Mutational patterns and prognosis in younger versus older AML patients with myelodysplasia-related gene mutations undergoing allogeneic hematopoietic stem cell transplantation Free

Introduction The international consensus classification (ICC) has identified nine specific mutations, including ASXL1, BCOR, EZH2, RUNX1, SF3B1, SRSF2, STAG2, U2AF1 and ZRSR2, as myelodysplasia-related gene (MRG) mutations in acute myeloid leukemia (AML). AML patients with MRG mutations are generally older at diagnosis and are assigned as adverse-risk according to the 2022 European LeukemiaNet (ELN) classification when favorable-risk genetic alterations are absent. However, the prognostic impact of MRG mutation profiles in AML patients undergoing allo-HSCT remains to be elucidated, particularly regarding age-dependent differences in both co-mutation patterns and transplant outcomes.

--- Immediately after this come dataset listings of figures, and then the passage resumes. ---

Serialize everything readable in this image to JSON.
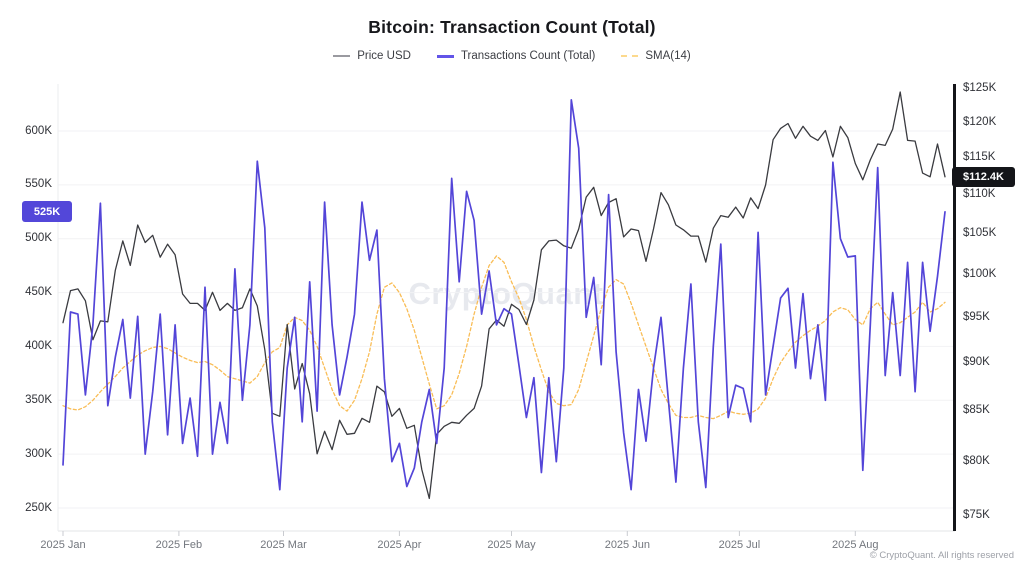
{
  "header": {
    "title": "Bitcoin: Transaction Count (Total)"
  },
  "legend": {
    "items": [
      {
        "label": "Price USD",
        "swatch_color": "#9a9aa0",
        "swatch_style": "solid"
      },
      {
        "label": "Transactions Count (Total)",
        "swatch_color": "#6254e8",
        "swatch_style": "solid"
      },
      {
        "label": "SMA(14)",
        "swatch_color": "#fcd98d",
        "swatch_style": "dashed"
      }
    ]
  },
  "watermark": {
    "text": "CryptoQuant"
  },
  "footer": {
    "copyright": "© CryptoQuant. All rights reserved"
  },
  "chart_data": {
    "type": "line",
    "title": "Bitcoin: Transaction Count (Total)",
    "x_interval_days": 2,
    "axes": {
      "left": {
        "unit": "transactions (K)",
        "scale": "linear",
        "min": 250,
        "max": 600,
        "ticks": [
          {
            "label": "600K",
            "value": 600
          },
          {
            "label": "550K",
            "value": 550
          },
          {
            "label": "500K",
            "value": 500
          },
          {
            "label": "450K",
            "value": 450
          },
          {
            "label": "400K",
            "value": 400
          },
          {
            "label": "350K",
            "value": 350
          },
          {
            "label": "300K",
            "value": 300
          },
          {
            "label": "250K",
            "value": 250
          }
        ],
        "badge": {
          "label": "525K",
          "value": 525,
          "color": "#5347d9"
        }
      },
      "right": {
        "unit": "USD (K)",
        "scale": "log",
        "min": 75,
        "max": 125,
        "ticks": [
          {
            "label": "$125K",
            "value": 125
          },
          {
            "label": "$120K",
            "value": 120
          },
          {
            "label": "$115K",
            "value": 115
          },
          {
            "label": "$110K",
            "value": 110
          },
          {
            "label": "$105K",
            "value": 105
          },
          {
            "label": "$100K",
            "value": 100
          },
          {
            "label": "$95K",
            "value": 95
          },
          {
            "label": "$90K",
            "value": 90
          },
          {
            "label": "$85K",
            "value": 85
          },
          {
            "label": "$80K",
            "value": 80
          },
          {
            "label": "$75K",
            "value": 75
          }
        ],
        "badge": {
          "label": "$112.4K",
          "value": 112.4,
          "color": "#141519"
        }
      },
      "x": {
        "total_days": 236,
        "ticks": [
          {
            "label": "2025 Jan",
            "day": 0
          },
          {
            "label": "2025 Feb",
            "day": 31
          },
          {
            "label": "2025 Mar",
            "day": 59
          },
          {
            "label": "2025 Apr",
            "day": 90
          },
          {
            "label": "2025 May",
            "day": 120
          },
          {
            "label": "2025 Jun",
            "day": 151
          },
          {
            "label": "2025 Jul",
            "day": 181
          },
          {
            "label": "2025 Aug",
            "day": 212
          }
        ]
      }
    },
    "series": [
      {
        "name": "Price USD",
        "axis": "right",
        "color": "#3a3b40",
        "style": "solid",
        "unit": "$K",
        "values": [
          94.4,
          98.1,
          98.3,
          96.9,
          92.5,
          94.6,
          94.5,
          100.5,
          104.1,
          101.1,
          106.1,
          103.9,
          104.8,
          102.1,
          103.7,
          102.4,
          97.7,
          96.6,
          96.6,
          95.8,
          97.9,
          95.8,
          96.6,
          95.8,
          96.1,
          98.3,
          96.3,
          91.4,
          84.7,
          84.4,
          94.2,
          87.2,
          89.9,
          86.7,
          80.7,
          82.9,
          81.1,
          84,
          82.6,
          82.7,
          84.2,
          83.8,
          87.5,
          86.9,
          84.4,
          85.2,
          83.2,
          83.5,
          79.2,
          76.5,
          82.6,
          83.4,
          83.8,
          83.7,
          84.5,
          85.2,
          87.5,
          93.7,
          94.7,
          94,
          96.5,
          95.9,
          94.2,
          97,
          103,
          104.1,
          104.2,
          103.5,
          103.2,
          105.6,
          109.7,
          111,
          107.3,
          109,
          109.5,
          104.6,
          105.6,
          105.4,
          101.6,
          105.6,
          110.3,
          108.7,
          106.1,
          105.5,
          104.7,
          104.7,
          101.5,
          105.7,
          107.3,
          107.1,
          108.4,
          107,
          109.6,
          108.2,
          111.3,
          117.5,
          119.1,
          119.8,
          117.7,
          119.4,
          118,
          117.4,
          118.8,
          115.1,
          119.4,
          117.8,
          114.2,
          112,
          114.7,
          116.9,
          116.7,
          119,
          124.4,
          117.4,
          117.3,
          112.9,
          112.4,
          116.9,
          112.4
        ]
      },
      {
        "name": "Transactions Count (Total)",
        "axis": "left",
        "color": "#5345d8",
        "style": "solid",
        "unit": "K",
        "values": [
          290,
          432,
          430,
          355,
          420,
          533,
          345,
          390,
          425,
          352,
          428,
          300,
          358,
          430,
          318,
          420,
          310,
          352,
          298,
          455,
          300,
          348,
          310,
          472,
          350,
          420,
          572,
          510,
          330,
          267,
          380,
          427,
          330,
          460,
          340,
          534,
          420,
          355,
          390,
          430,
          534,
          480,
          508,
          370,
          293,
          310,
          270,
          287,
          330,
          360,
          310,
          380,
          556,
          460,
          544,
          517,
          430,
          470,
          420,
          435,
          430,
          383,
          334,
          371,
          283,
          371,
          293,
          380,
          629,
          584,
          427,
          464,
          383,
          541,
          395,
          320,
          267,
          360,
          312,
          380,
          427,
          350,
          274,
          380,
          458,
          330,
          269,
          400,
          495,
          334,
          364,
          361,
          330,
          506,
          355,
          400,
          445,
          454,
          380,
          449,
          370,
          420,
          350,
          571,
          500,
          483,
          484,
          285,
          420,
          566,
          373,
          450,
          373,
          478,
          358,
          478,
          414,
          465,
          525
        ]
      },
      {
        "name": "SMA(14)",
        "axis": "left",
        "color": "#f9bd56",
        "style": "dashed",
        "unit": "K",
        "values": [
          345,
          342,
          341,
          344,
          350,
          358,
          365,
          372,
          380,
          386,
          392,
          396,
          399,
          400,
          398,
          394,
          390,
          387,
          385,
          386,
          383,
          378,
          372,
          370,
          368,
          366,
          372,
          385,
          395,
          399,
          420,
          427,
          424,
          415,
          400,
          380,
          360,
          345,
          340,
          350,
          370,
          395,
          430,
          455,
          459,
          450,
          435,
          415,
          390,
          365,
          342,
          345,
          355,
          375,
          400,
          430,
          455,
          475,
          484,
          478,
          460,
          445,
          425,
          400,
          378,
          358,
          347,
          345,
          346,
          360,
          385,
          410,
          435,
          455,
          462,
          458,
          440,
          420,
          400,
          380,
          360,
          347,
          336,
          334,
          334,
          336,
          334,
          333,
          336,
          340,
          338,
          337,
          338,
          342,
          352,
          370,
          385,
          395,
          404,
          410,
          415,
          419,
          424,
          432,
          436,
          434,
          425,
          420,
          435,
          441,
          430,
          420,
          422,
          427,
          432,
          441,
          432,
          435,
          441
        ]
      }
    ]
  }
}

Methods We retrospectively analyzed the AML patients with MRG mutations who underwent allo-HSCT at our institution from January 2018 to December 2023, with available genetic alteration data at diagnosis and follow-up data. Age thresholds for younger versus older groups were determined using survival-optimal cutoff analysis with log-rank tests across the 15^th-85^th percentile age distribution (Recipient age: 55 years, Donor age: 38 years). In this study, AML with MRG mutations was defined by the presence of one or more of the nine ICC-designated MRG mutations, irrespective of TP53 mutation status. Sample similarities were assessed by Jaccard distance based on the mutation status of MRG and TP53, followed by dimensionality reduction via t-SNE and subsequent clustering with the DBSCAN algorithm. The resulting clusters were designated as MRG&TP53-based clusters.

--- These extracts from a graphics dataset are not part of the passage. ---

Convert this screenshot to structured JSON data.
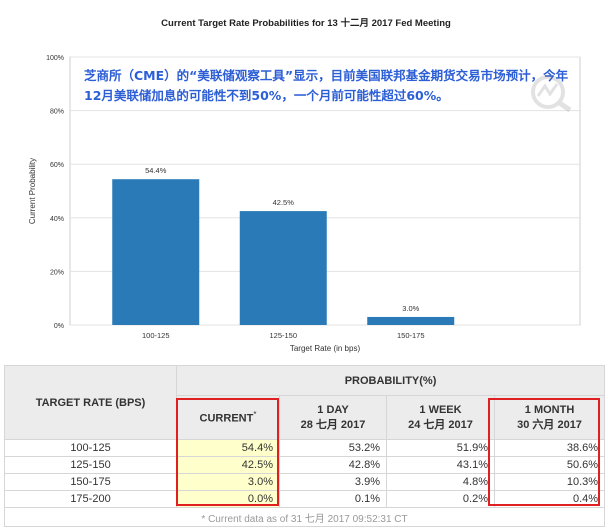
{
  "chart_data": {
    "type": "bar",
    "title": "Current Target Rate Probabilities for 13 十二月 2017 Fed Meeting",
    "xlabel": "Target Rate (in bps)",
    "ylabel": "Current Probability",
    "categories": [
      "100-125",
      "125-150",
      "150-175"
    ],
    "values": [
      54.4,
      42.5,
      3.0
    ],
    "value_labels": [
      "54.4%",
      "42.5%",
      "3.0%"
    ],
    "ylim": [
      0,
      100
    ],
    "yticks": [
      0,
      20,
      40,
      60,
      80,
      100
    ],
    "ytick_labels": [
      "0%",
      "20%",
      "40%",
      "60%",
      "80%",
      "100%"
    ],
    "grid": true,
    "bar_color": "#2a7ab7"
  },
  "annotation": {
    "text": "芝商所（CME）的“美联储观察工具”显示，目前美国联邦基金期货交易市场预计，今年12月美联储加息的可能性不到50%，一个月前可能性超过60%。",
    "color": "#2c5ed6"
  },
  "table": {
    "rate_header": "TARGET RATE (BPS)",
    "prob_header": "PROBABILITY(%)",
    "columns": [
      {
        "line1": "CURRENT",
        "star": "*",
        "line2": ""
      },
      {
        "line1": "1 DAY",
        "line2": "28 七月 2017"
      },
      {
        "line1": "1 WEEK",
        "line2": "24 七月 2017"
      },
      {
        "line1": "1 MONTH",
        "line2": "30 六月 2017"
      }
    ],
    "rows": [
      {
        "rate": "100-125",
        "values": [
          "54.4%",
          "53.2%",
          "51.9%",
          "38.6%"
        ]
      },
      {
        "rate": "125-150",
        "values": [
          "42.5%",
          "42.8%",
          "43.1%",
          "50.6%"
        ]
      },
      {
        "rate": "150-175",
        "values": [
          "3.0%",
          "3.9%",
          "4.8%",
          "10.3%"
        ]
      },
      {
        "rate": "175-200",
        "values": [
          "0.0%",
          "0.1%",
          "0.2%",
          "0.4%"
        ]
      }
    ],
    "footnote": "* Current data as of 31 七月 2017 09:52:31 CT"
  },
  "highlight_color": "#e02020"
}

Results Our analysis included 321 AML with MRG mutation patients, stratified by age into younger (≤55 years, n=260) and older (>55 years, n=61) group. Older AML recipients with MRG mutations demonstrated significantly inferior 5-year post-transplant overall survival (OS) compared to younger recipients (62.5% vs 76.2%, p=0.001). Similarly, recipients receiving grafts from older donors (>38 years, n=155) showed worse 5-year post-transplant OS than those with younger donors (≤38 years, n=151) (69.6% vs 78.5%, p=0.011). No significant differences were observed between younger and older recipients in induction response rates, complete remission (CR) status and bone marrow minimal residual disease (MRD) statues before allo-HSCT. Post-transplant complication including CMV or EBV reactivation and GvHD incidence were also no difference between younger and older recipients. HLA-haploidentical and HLA-matched donor distributions were no difference between younger and older recipient group, but haploidentical transplantation was associated with better 5-year post-transplant OS (75.4% vs 65.1%, p=0.042) without increased transplantation-related mortality (10.2% vs 10.8%, p=0.920).

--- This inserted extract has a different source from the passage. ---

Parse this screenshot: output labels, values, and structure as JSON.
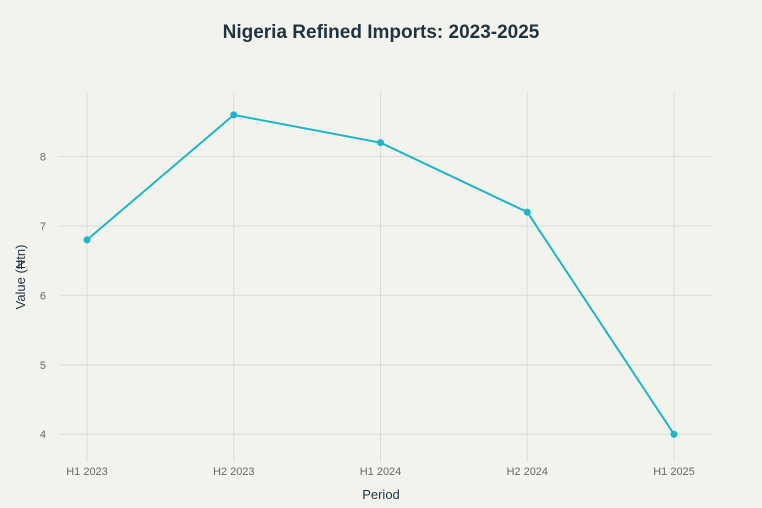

High MRG mutation burden (≥2 mutations) was more frequent in older versus younger recipients (50.8% vs 29.6%, p=0.032). Unsupervised clustering identified 11 distinct molecular subgroups (MRG&TP53-based clusters) based on MRG and TP53 mutation patterns. Among them, ASXL1^plus cluster, which was characterized with ASXL1 mutation present in 85.7% of cases and co-occurrence of 1-2 additional MRG or TP53 alterations, predominated in older recipient group (29.5% vs 11.9%, p=0.032). Besides, SF3B1 cluster, which was characterized with isolated SF3B1 mutation without other MRG mutations but with non-MRG alteration, exhibited a worst 5-year post-transplant relapse-free survival (p=0.051).

Furthermore, distinct co-mutation patterns were observed between younger and older group: FLT3-ITD predominated in younger recipients (16.9% vs 3.3%, p=0.011), whereas IDH2 mutation were more frequent in older recipients (10.4% vs 24.6%, p=0.006).

Conclusion These findings revealed that older AML recipients with MRG mutations maintain poorer outcomes compared to younger recipients, even after allo-HSCT. However, older patients receiving haploidentical transplantation had improved survival compared to those receiving matched transplantation, whereas no donor-type effect was observed in younger recipients. Recipients with an isolated SF3B1 mutation exhibited the worst prognosis among all recipients with MRG mutations.